The following order 4 Sudoku puzzle with 64 clues has a unique solution as checked by sudoku-solutions.com
The Sudoku puzzle was obtained using minimal Sudoku puzzle of order 2 with 4 clues, and the self orthogonallity of such its solution to cunstruct an order 4 puzzle:
10003000D00020000005000G00070001006000F000A0005002000B00040006009000B000C000A0000008000C000G000400C000G000F000D00G000F000B000700D000F000G000E0000007000B000F000300A000C000B0009004000G000C00080050007000800060000006000A000E0002002000400030001001000D0009000500

I do not know if any puzzle is known up to now with less clues. I predict that the minimum number of clues for such a puzzle is bounded between 48 and 64.

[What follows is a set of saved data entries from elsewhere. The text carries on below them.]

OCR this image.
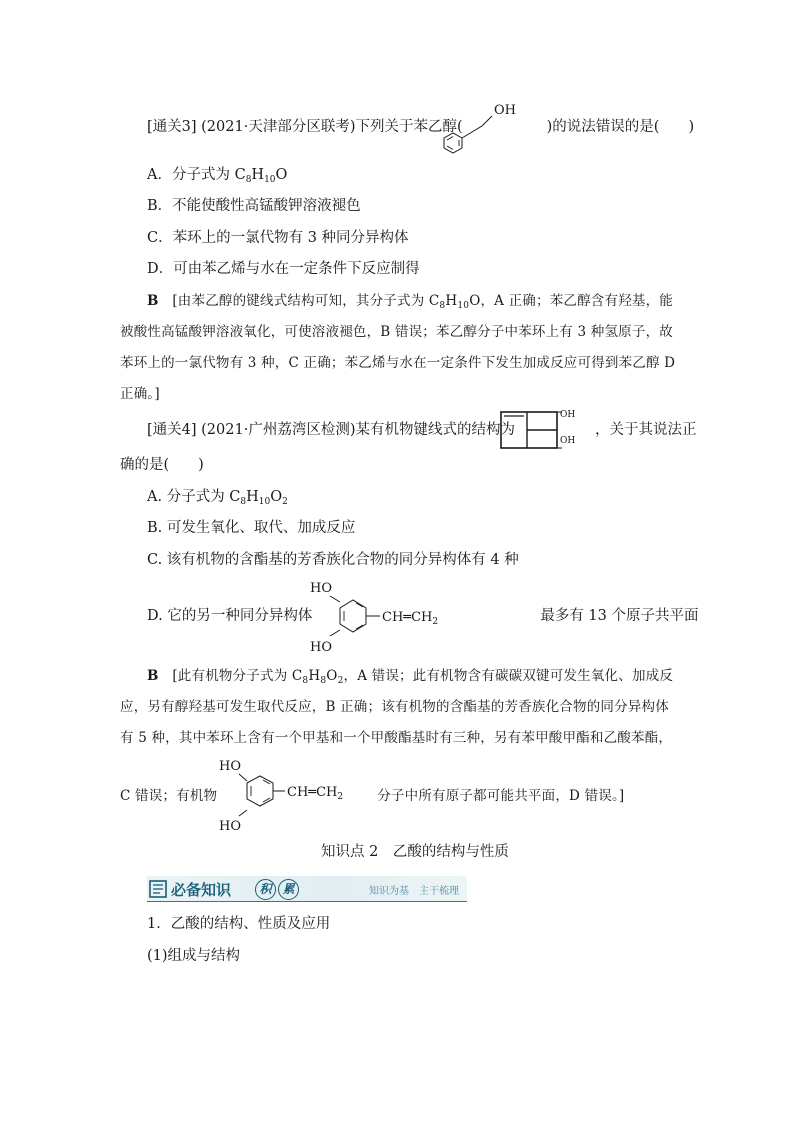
[通关3] (2021·天津部分区联考)下列关于苯乙醇(	)的说法错误的是(　　)
OH
A．分子式为 $C_8H_{10}O$
B．不能使酸性高锰酸钾溶液褪色
C．苯环上的一氯代物有 3 种同分异构体
D．可由苯乙烯与水在一定条件下反应制得
B　 [由苯乙醇的键线式结构可知，其分子式为 $C_8H_{10}O$，A 正确；苯乙醇含有羟基，能
被酸性高锰酸钾溶液氧化，可使溶液褪色，B 错误；苯乙醇分子中苯环上有 3 种氢原子，故
苯环上的一氯代物有 3 种，C 正确；苯乙烯与水在一定条件下发生加成反应可得到苯乙醇 D
正确。]
[通关4] (2021·广州荔湾区检测)某有机物键线式的结构为	，关于其说法正
OH
OH
确的是(　　)
A. 分子式为 $C_8H_{10}O_2$
B. 可发生氧化、取代、加成反应
C. 该有机物的含酯基的芳香族化合物的同分异构体有 4 种
D. 它的另一种同分异构体	最多有 13 个原子共平面
HO
HO
$CH═CH_2$
B　 [此有机物分子式为 $C_8H_8O_2$，A 错误；此有机物含有碳碳双键可发生氧化、加成反
应，另有醇羟基可发生取代反应，B 正确；该有机物的含酯基的芳香族化合物的同分异构体
有 5 种，其中苯环上含有一个甲基和一个甲酸酯基时有三种，另有苯甲酸甲酯和乙酸苯酯，
C 错误；有机物	分子中所有原子都可能共平面，D 错误。]
HO
HO
$CH═CH_2$
知识点 2　乙酸的结构与性质
必备知识	积 累	知识为基　主干梳理
1．乙酸的结构、性质及应用
(1)组成与结构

The following is even a 45-clue minimal Sudoku puzzle op order 4. It was obtained from the previous contribution by reducing the clues from the top left block, the top row, the left column and the left upper cells from each block. The uniqueness is again checked with the same tool.
00000000000000000000000G00070001000000F000A0005000000B000400060000000000000000000008000C000G000400C000G000F000D00G000F000B00070000000000000000000007000B000F000300A000C000B0009004000G000C00080000000000000000000006000A000E0002002000400030001001000D0009000500

[Afmob]

I've just checked both of your puzzles with JSudoku and they both have multiple solutions.

[JasonLion]

The following is even a 45-clue minimal Sudoku puzzle op order 4. It was obtained from the previous contribution by reducing the clues from the top left block, the top row, the left column and the left upper cells from each block. The uniqueness is again checked with the same tool.
00000000000000000000000G00070001000000F000A0005000000B000400060000000000000000000008000C000G000400C000G000F000D00G000F000B00070000000000000000000007000B000F000300A000C000B0009004000G000C00080000000000000000000006000A000E0002002000400030001001000D0009000500

This puzzle appears to have a very large number of solutions. I stopped my program after 1,000,000 solutions.